The roadmap foresees 6 phases according to Ethereum Wiki, with phases 1 and 2 scheduled for 2020 and 2021, respectively, assuming that phase 0 can start on time in the first quarter of next year.
Phase 0 thus marks the start of the Beacon Chain, which will manage the Casper Proof of Stake protocol. Once this phase is activated, there will be two parallel Ethereum Blockchains, Eth1, the old Proof of Work (PoW) Blockchain, and Eth2, the new Beacon Chain.
In this phase, users can migrate their ETH from Eth1 to Eth2 and become validators and participate in staking. However, it will not yet be possible to stake and earn Ether (ETH). In order to use the Beacon Chain, the validators need a Beacon Chain Client. These are currently being developed separately by a number of teams.

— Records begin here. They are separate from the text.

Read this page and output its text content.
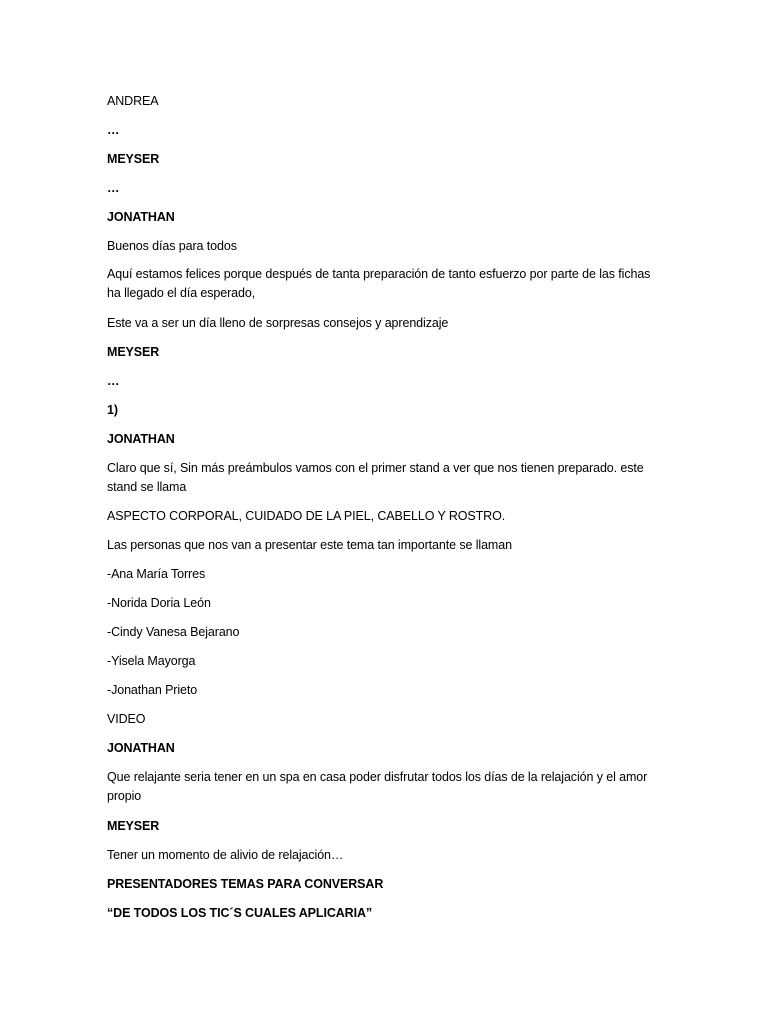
ANDREA
…
MEYSER
…
JONATHAN
Buenos días para todos
Aquí estamos felices porque después de tanta preparación de tanto esfuerzo por parte de las fichas ha llegado el día esperado,
Este va a ser un día lleno de sorpresas consejos y aprendizaje
MEYSER
…
1)
JONATHAN
Claro que sí, Sin más preámbulos vamos con el primer stand a ver que nos tienen preparado. este stand se llama
ASPECTO CORPORAL, CUIDADO DE LA PIEL, CABELLO Y ROSTRO.
Las personas que nos van a presentar este tema tan importante se llaman
-Ana María Torres
-Norida Doria León
-Cindy Vanesa Bejarano
-Yisela Mayorga
-Jonathan Prieto
VIDEO
JONATHAN
Que relajante seria tener en un spa en casa poder disfrutar todos los días de la relajación y el amor propio
MEYSER
Tener un momento de alivio de relajación…
PRESENTADORES TEMAS PARA CONVERSAR
“DE TODOS LOS TIC´S CUALES APLICARIA”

For most users, these processes will be running silently. Existing applications will continue to run without changes. All account balances, contract codes and contract stores will be taken over in the background and code paths will be changed. So the Beacon Chain will not really be spectacularly visible on the surface. But as the first component of Ethereum 2.0 to be delivered, it is the foundation of the entire system, for all further phases.

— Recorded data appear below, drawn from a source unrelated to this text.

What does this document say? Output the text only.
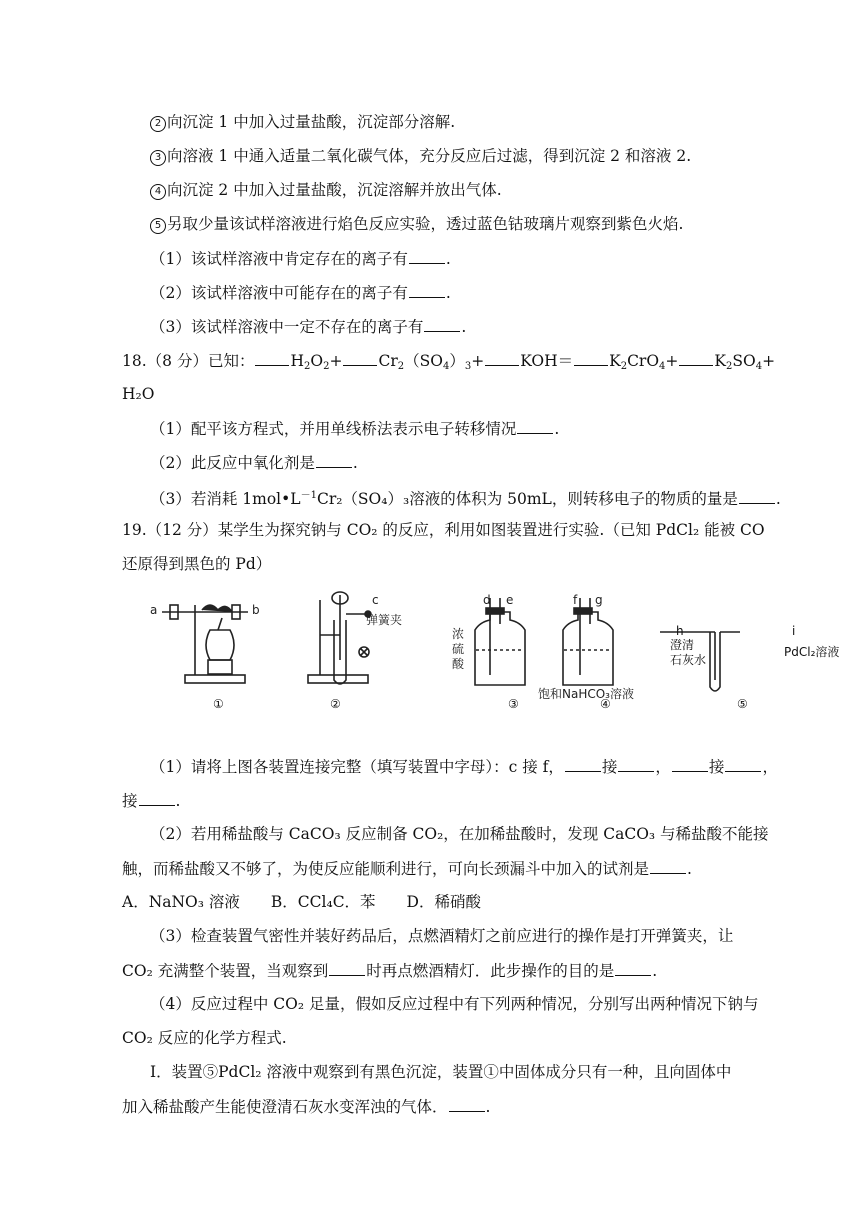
2 向沉淀 1 中加入过量盐酸，沉淀部分溶解.
3 向溶液 1 中通入适量二氧化碳气体，充分反应后过滤，得到沉淀 2 和溶液 2.
4 向沉淀 2 中加入过量盐酸，沉淀溶解并放出气体.
5 另取少量该试样溶液进行焰色反应实验，透过蓝色钴玻璃片观察到紫色火焰.
（1）该试样溶液中肯定存在的离子有 .
（2）该试样溶液中可能存在的离子有 .
（3）该试样溶液中一定不存在的离子有 .
18.（8 分）已知： $H_2O_2+ Cr_2(SO_4)_3+ KOH= K_2CrO_4+ K_2SO_4+$
H₂O
（1）配平该方程式，并用单线桥法表示电子转移情况 .
（2）此反应中氧化剂是 .
（3）若消耗 $1mol•L^{-1}Cr_2(SO_4)_3$溶液的体积为 50mL，则转移电子的物质的量是 .
19.（12 分）某学生为探究钠与 CO₂ 的反应，利用如图装置进行实验.（已知 PdCl₂ 能被 CO
还原得到黑色的 Pd）
a	b
c
弹簧夹
d e
浓
硫
酸
f g
饱和NaHCO₃溶液
h	i
澄清
石灰水
PdCl₂溶液
①	②	③	④	⑤
（1）请将上图各装置连接完整（填写装置中字母）：c 接 f， 接 ， 接 ，
接 .
（2）若用稀盐酸与 CaCO₃ 反应制备 CO₂，在加稀盐酸时，发现 CaCO₃ 与稀盐酸不能接
触，而稀盐酸又不够了，为使反应能顺利进行，可向长颈漏斗中加入的试剂是 .
A．NaNO₃ 溶液　　B．CCl₄C．苯　　D．稀硝酸
（3）检查装置气密性并装好药品后，点燃酒精灯之前应进行的操作是打开弹簧夹，让
CO₂ 充满整个装置，当观察到 时再点燃酒精灯．此步操作的目的是 .
（4）反应过程中 CO₂ 足量，假如反应过程中有下列两种情况，分别写出两种情况下钠与
CO₂ 反应的化学方程式.
Ⅰ．装置⑤PdCl₂ 溶液中观察到有黑色沉淀，装置①中固体成分只有一种，且向固体中
加入稀盐酸产生能使澄清石灰水变浑浊的气体． .
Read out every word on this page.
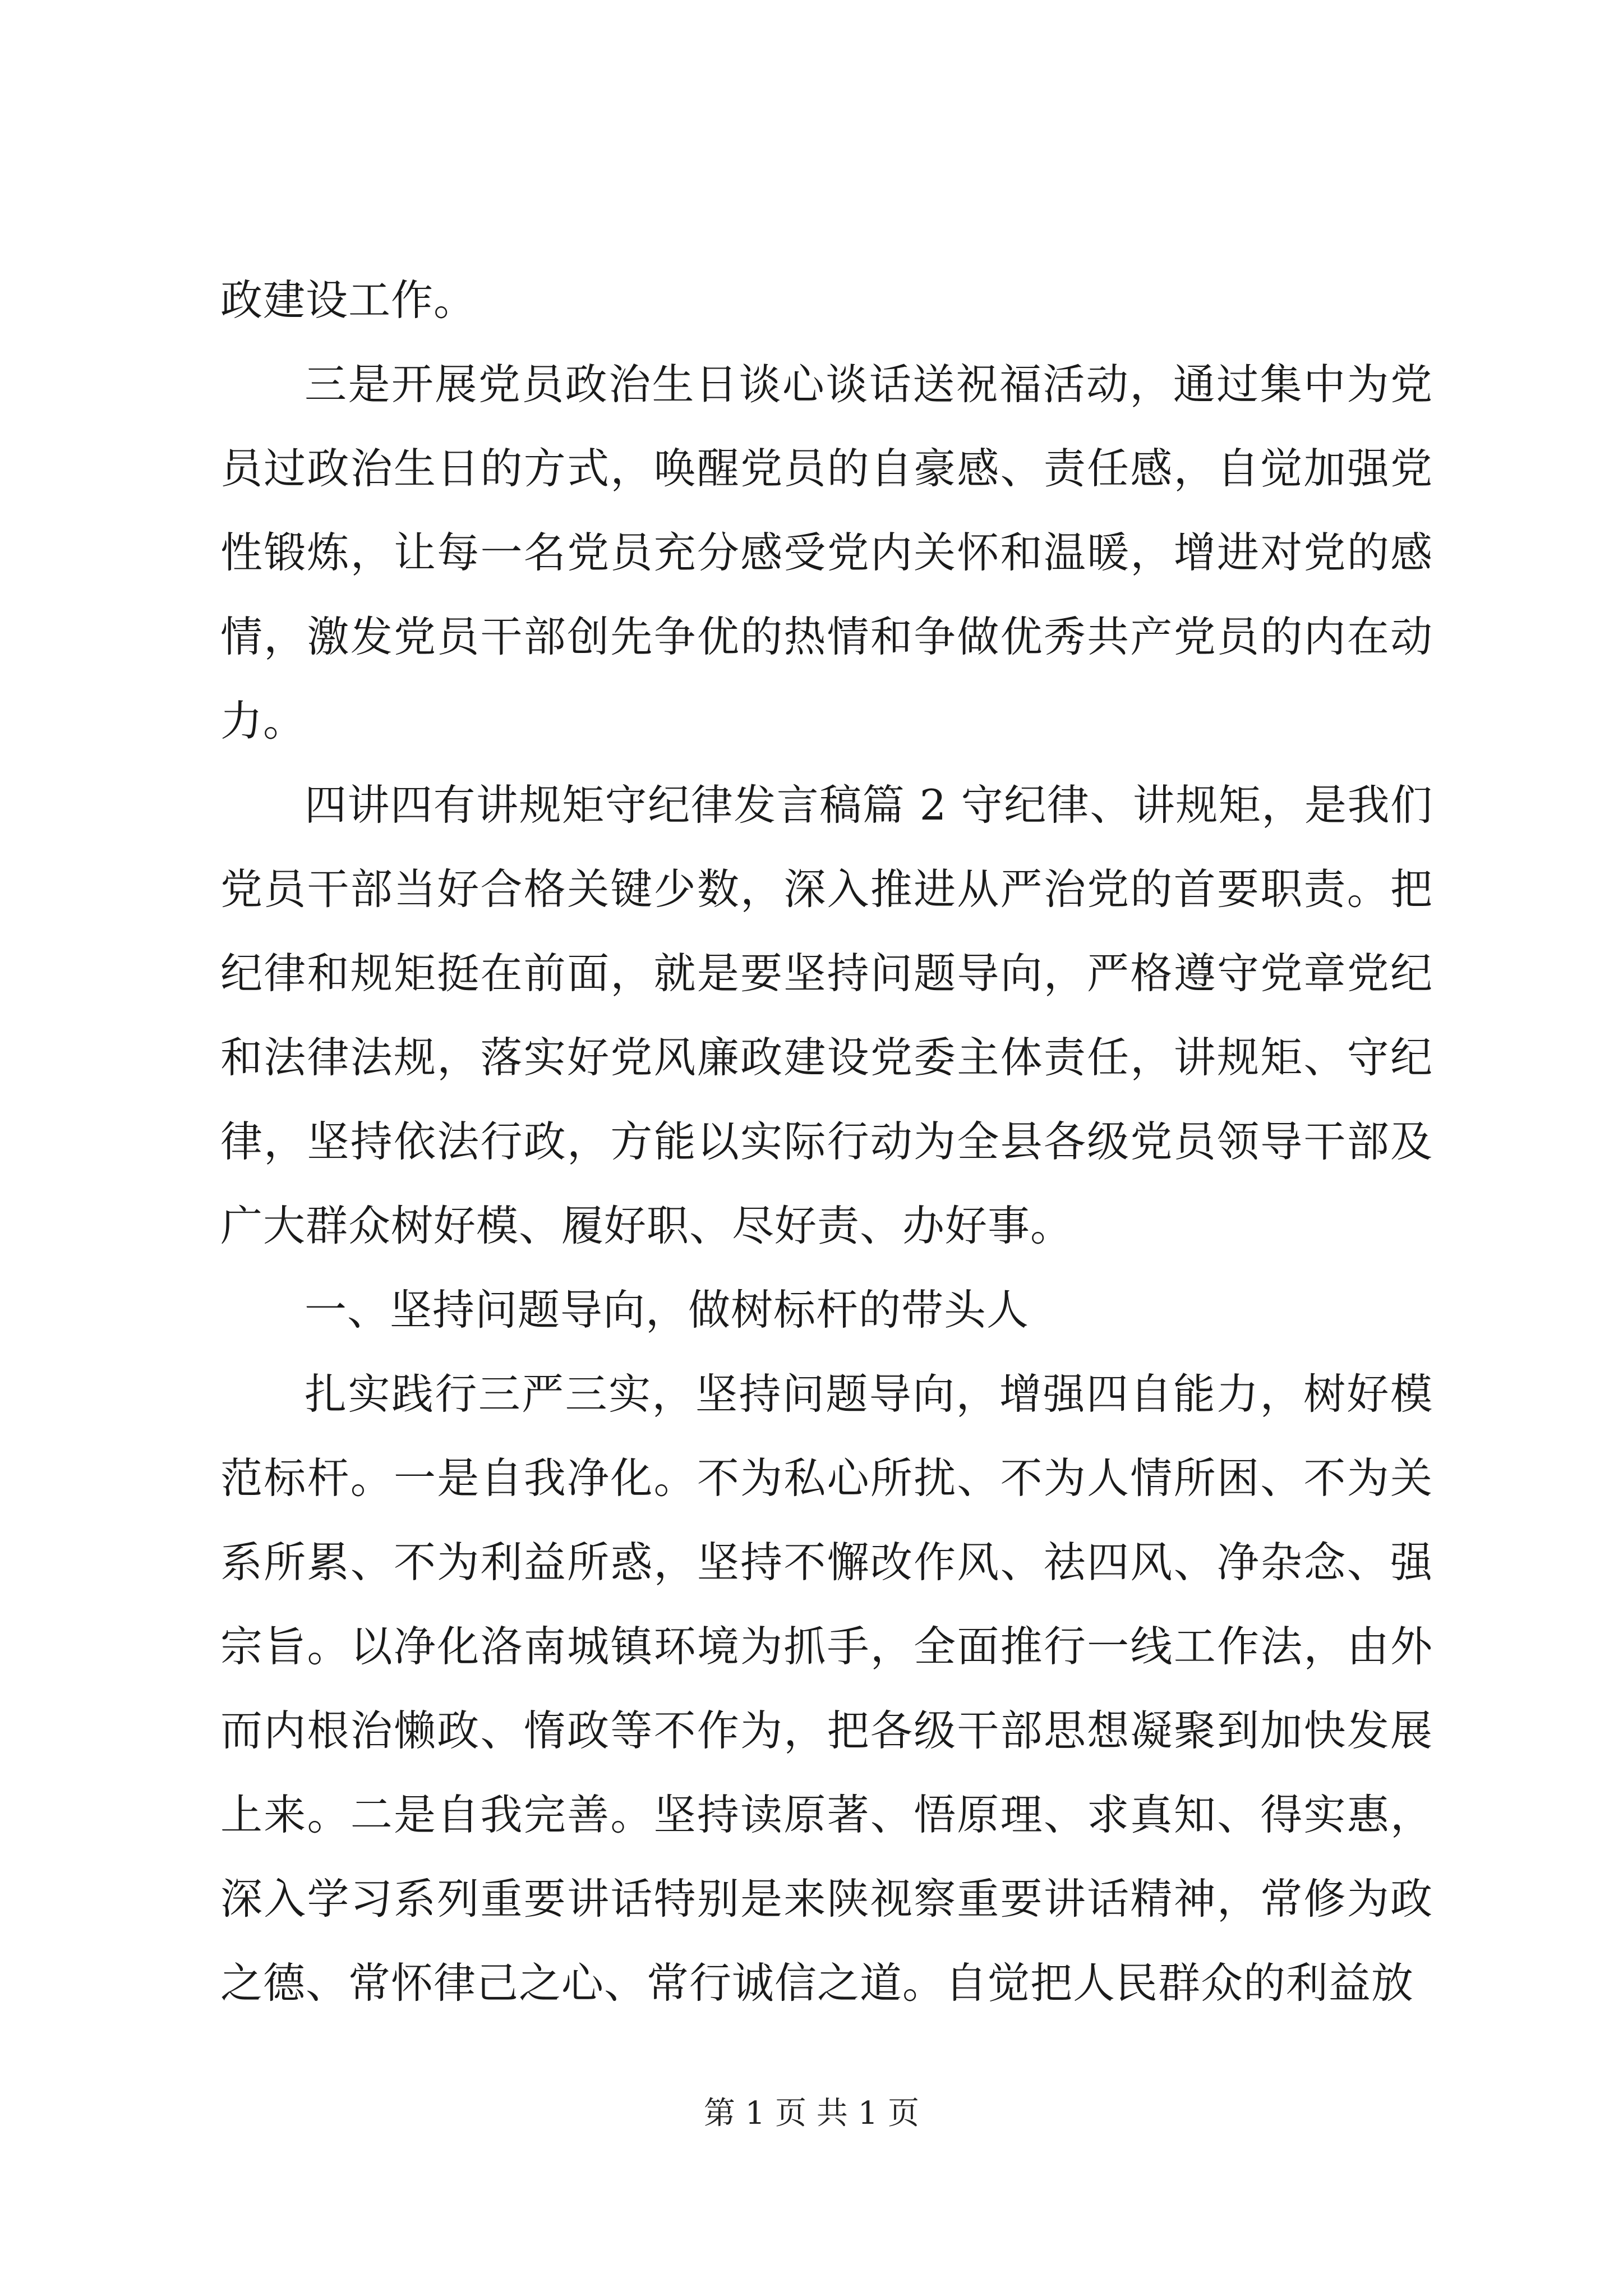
政建设工作。

三是开展党员政治生日谈心谈话送祝福活动，通过集中为党员过政治生日的方式，唤醒党员的自豪感、责任感，自觉加强党性锻炼，让每一名党员充分感受党内关怀和温暖，增进对党的感情，激发党员干部创先争优的热情和争做优秀共产党员的内在动力。

四讲四有讲规矩守纪律发言稿篇 2 守纪律、讲规矩，是我们党员干部当好合格关键少数，深入推进从严治党的首要职责。把纪律和规矩挺在前面，就是要坚持问题导向，严格遵守党章党纪和法律法规，落实好党风廉政建设党委主体责任，讲规矩、守纪律，坚持依法行政，方能以实际行动为全县各级党员领导干部及广大群众树好模、履好职、尽好责、办好事。

一、坚持问题导向，做树标杆的带头人

扎实践行三严三实，坚持问题导向，增强四自能力，树好模范标杆。一是自我净化。不为私心所扰、不为人情所困、不为关系所累、不为利益所惑，坚持不懈改作风、祛四风、净杂念、强宗旨。以净化洛南城镇环境为抓手，全面推行一线工作法，由外而内根治懒政、惰政等不作为，把各级干部思想凝聚到加快发展上来。二是自我完善。坚持读原著、悟原理、求真知、得实惠，深入学习系列重要讲话特别是来陕视察重要讲话精神，常修为政之德、常怀律己之心、常行诚信之道。自觉把人民群众的利益放

第 1 页 共 1 页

Ethereum 2.0: Phase 0 – What will the network look like?
In the background, in phase 0 of Ethereum 2.0, numerous new and complex processes will take place, which Ben Edgington has very nicely summarized:
There are a number of aspects to this: managing validators and their stakes; nominating the chosen block proposer for each shard at each step; organizing validators into committees to vote on the proposed blocks; applying the consensus rules; applying rewards and penalties to validators; and, being an anchor point on which the shards register their states to facilitate cross-shard transactions
This summary shows the complexity of Ethereum 2.0. For Phase 0, Carl Beekhuizen has tried to shed some light and explain in detail what happens in Phase 0. The core component, as already mentioned, is the Beacon Chain.
The main task of the Beacon Chain will be the “attestation”. These attestations are approval votes for a Shard block and at the same time proof for the stake votes for a Beacon block. It thus creates a consensus about who the validators are and what their stakes are, to know how many votes they are worth, and to reward and/or punish them appropriately for their behavior. A difference to other PoS blockchains will be the huge repertoire of validators:
Part of what differentiates eth2 from other PoS systems is the sheer number of validators that can participate in the protocol. In contrast to the 10s, 100s, and 1000s of participants that are possible in other systems, eth2 scales to hundreds of thousands or even millions of validators.
This degree of decentralisation is to be achieved by grouping the validators into committees. The votes of a committee are then cryptographically combined into one confirmation.
In addition, the Beacon Chain also has the task of tracking the old Eth1 blockchain. This also means that new validators can join Eth2 by sending 32 Ethers (ETH) to the Deposit Contract on Eth1. However, it is important to note that there is currently no possibility that Eth2 can be transferred back (to Eth1) from the Beacon Chain in Phase 0. Once deposited in the validator registration contract, ETH1 will be effectively burned.